Peter Pan & Wendy May Break Disney's Streak of Bad Live-Action Remakes
Green Knight director David Lowery may help Disney find Neverland once again with an imaginative take on Peter Pan.
Second star to the right and straight on 'til morning... The straight-to-Disney+ debut of Disney’s Peter Pan remake is almost upon us.
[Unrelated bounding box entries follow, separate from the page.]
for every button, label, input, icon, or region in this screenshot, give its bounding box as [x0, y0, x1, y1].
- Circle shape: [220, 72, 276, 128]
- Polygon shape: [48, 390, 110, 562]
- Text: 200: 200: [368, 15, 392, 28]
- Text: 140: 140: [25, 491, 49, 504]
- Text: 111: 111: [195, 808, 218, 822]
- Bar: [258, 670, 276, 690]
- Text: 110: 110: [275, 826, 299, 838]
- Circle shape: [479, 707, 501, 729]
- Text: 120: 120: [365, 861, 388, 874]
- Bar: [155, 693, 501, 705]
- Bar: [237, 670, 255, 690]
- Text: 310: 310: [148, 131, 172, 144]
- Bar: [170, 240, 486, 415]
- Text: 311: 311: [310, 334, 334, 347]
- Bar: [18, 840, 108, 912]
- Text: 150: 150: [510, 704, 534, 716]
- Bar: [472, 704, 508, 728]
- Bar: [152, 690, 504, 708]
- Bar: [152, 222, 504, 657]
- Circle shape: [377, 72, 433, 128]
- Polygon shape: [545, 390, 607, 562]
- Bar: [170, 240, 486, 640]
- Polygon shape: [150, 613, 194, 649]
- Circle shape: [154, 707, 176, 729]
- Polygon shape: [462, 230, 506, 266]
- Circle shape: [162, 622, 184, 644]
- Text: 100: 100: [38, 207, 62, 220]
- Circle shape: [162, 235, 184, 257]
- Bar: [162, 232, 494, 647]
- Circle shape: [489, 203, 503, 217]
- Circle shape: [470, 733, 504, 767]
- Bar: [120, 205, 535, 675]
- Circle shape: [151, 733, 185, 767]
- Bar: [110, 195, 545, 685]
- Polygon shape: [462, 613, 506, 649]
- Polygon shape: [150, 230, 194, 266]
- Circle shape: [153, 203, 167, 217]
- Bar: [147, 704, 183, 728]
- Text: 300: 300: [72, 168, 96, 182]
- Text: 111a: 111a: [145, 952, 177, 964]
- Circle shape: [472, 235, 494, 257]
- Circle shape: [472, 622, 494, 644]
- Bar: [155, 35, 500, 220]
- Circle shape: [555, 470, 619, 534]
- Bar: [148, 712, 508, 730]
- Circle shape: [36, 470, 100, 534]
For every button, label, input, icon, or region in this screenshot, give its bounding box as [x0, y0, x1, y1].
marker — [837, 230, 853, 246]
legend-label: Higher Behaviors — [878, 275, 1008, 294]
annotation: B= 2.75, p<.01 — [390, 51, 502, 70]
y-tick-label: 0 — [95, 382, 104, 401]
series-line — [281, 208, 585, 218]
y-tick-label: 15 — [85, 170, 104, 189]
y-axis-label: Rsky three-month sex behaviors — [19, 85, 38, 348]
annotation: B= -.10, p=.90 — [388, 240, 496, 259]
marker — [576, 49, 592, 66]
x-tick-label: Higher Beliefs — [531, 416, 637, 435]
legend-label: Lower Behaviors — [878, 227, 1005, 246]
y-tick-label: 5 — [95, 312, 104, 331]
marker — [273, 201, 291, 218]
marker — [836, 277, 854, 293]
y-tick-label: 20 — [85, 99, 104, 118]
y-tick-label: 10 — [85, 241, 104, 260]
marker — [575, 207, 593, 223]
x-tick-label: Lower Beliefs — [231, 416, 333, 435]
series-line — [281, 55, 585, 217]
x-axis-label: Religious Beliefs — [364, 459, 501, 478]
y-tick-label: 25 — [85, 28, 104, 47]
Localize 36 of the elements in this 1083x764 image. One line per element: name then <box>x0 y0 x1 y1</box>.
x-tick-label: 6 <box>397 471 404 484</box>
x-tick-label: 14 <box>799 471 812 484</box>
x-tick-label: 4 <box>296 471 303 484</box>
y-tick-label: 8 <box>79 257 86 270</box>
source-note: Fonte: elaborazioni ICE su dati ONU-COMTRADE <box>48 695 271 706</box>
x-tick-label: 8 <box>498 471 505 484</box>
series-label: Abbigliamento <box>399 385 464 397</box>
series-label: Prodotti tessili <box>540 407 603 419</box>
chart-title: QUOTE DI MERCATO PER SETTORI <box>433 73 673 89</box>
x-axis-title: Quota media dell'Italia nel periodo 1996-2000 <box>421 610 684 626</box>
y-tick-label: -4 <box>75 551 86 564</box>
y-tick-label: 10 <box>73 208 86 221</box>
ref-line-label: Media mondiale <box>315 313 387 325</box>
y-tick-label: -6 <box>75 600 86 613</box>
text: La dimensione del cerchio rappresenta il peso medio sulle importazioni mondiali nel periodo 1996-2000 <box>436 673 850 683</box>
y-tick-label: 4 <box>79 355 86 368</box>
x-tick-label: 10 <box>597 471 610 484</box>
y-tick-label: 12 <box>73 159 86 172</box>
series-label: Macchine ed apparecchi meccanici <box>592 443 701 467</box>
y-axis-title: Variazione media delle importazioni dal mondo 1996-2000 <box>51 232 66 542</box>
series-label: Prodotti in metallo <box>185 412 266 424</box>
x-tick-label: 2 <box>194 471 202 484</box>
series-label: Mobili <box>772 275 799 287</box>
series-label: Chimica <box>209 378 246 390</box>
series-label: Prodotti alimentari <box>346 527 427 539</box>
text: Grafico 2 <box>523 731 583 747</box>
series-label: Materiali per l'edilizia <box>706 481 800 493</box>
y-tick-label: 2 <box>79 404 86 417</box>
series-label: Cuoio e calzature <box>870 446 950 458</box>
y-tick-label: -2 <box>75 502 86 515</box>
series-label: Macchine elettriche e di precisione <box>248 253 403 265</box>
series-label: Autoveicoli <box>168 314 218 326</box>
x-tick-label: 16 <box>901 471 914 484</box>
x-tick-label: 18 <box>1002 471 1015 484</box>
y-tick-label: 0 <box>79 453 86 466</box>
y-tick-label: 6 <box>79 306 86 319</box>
Disney’s recent photorealistic reboots from its Golden Age, Silver Age, and Renaissance animation eras haven’t inspired much hope. Most have been dimly-lit storyboard-by-storyboard CGI rehashes of their far superior vibrant hand-drawn source material, like Pinocchio, Dumbo, and The Lion King, while others haven’t added anything fresh to their respective fairytales, like Mulan and Beauty and the Beast. Exceptions to the Disney remake curse have been far and few in the past five years, and lifeless trailers for this summer’s Little Mermaid live-action redux haven’t exactly helped to rouse would-be audiences or sway critics.
But a trailer for Peter Pan & Wendy that dropped Tuesday may signal a shift in the tide. Directed by David Lowery, who is best known for directing and scribing the epic medieval fantasy film The Green Knight, this remake finally looks promising. While great movie trailers don’t always equate to great movies, Peter Pan & Wendy offers exciting teases into a diverse cast, a more robust characterization of Wendy (Ever Gabo Anderson) and Tiger Lily (Alyssa Wapanatâhk), and an unrecognizable Jude Law as Captain Hook.
Though the film won’t be screened in theaters, it certainly looks cinematic in the trailer, offering sweeping, detailed views of Neverland, glimmering mermaids, elaborate set designs, and some impressive shots in London. Peter Pan & Wendy’s (seemingly) sepia, earthy-toned aesthetics are reminiscent of Lowery’s The Green Knight, as well as the filmmaker’s first live-action remake for Disney, 2016’s highly underrated and thoroughly enchanting Pete’s Dragon.
Peter Pan & Wendy may be based on Disney’s 1953 animated film Peter Pan and the 1904 play Peter Pan; or, the Boy Who Wouldn’t Group Up by J.M. Barrie, but it does appear that Lowery’s Peter Pan & Wendy screenplay (which he penned along with his Pete’s Dragon co-writer Toby Halbrooks) is taking creative risks with the IP. Sure, iconic scenes like Wendy and her siblings taking a leap of faith with Peter atop Big Ben made the cut, but so too do wholly original scenes showcasing the origins of some of the fairytale’s characters. (Plus, there are girls in The Lost Boys!)
Lowery may bring the movie magic that Disney needs to lift its own self-inflicted remake curse.
Peter Pan & Wendy soars to Disney+ on April 28.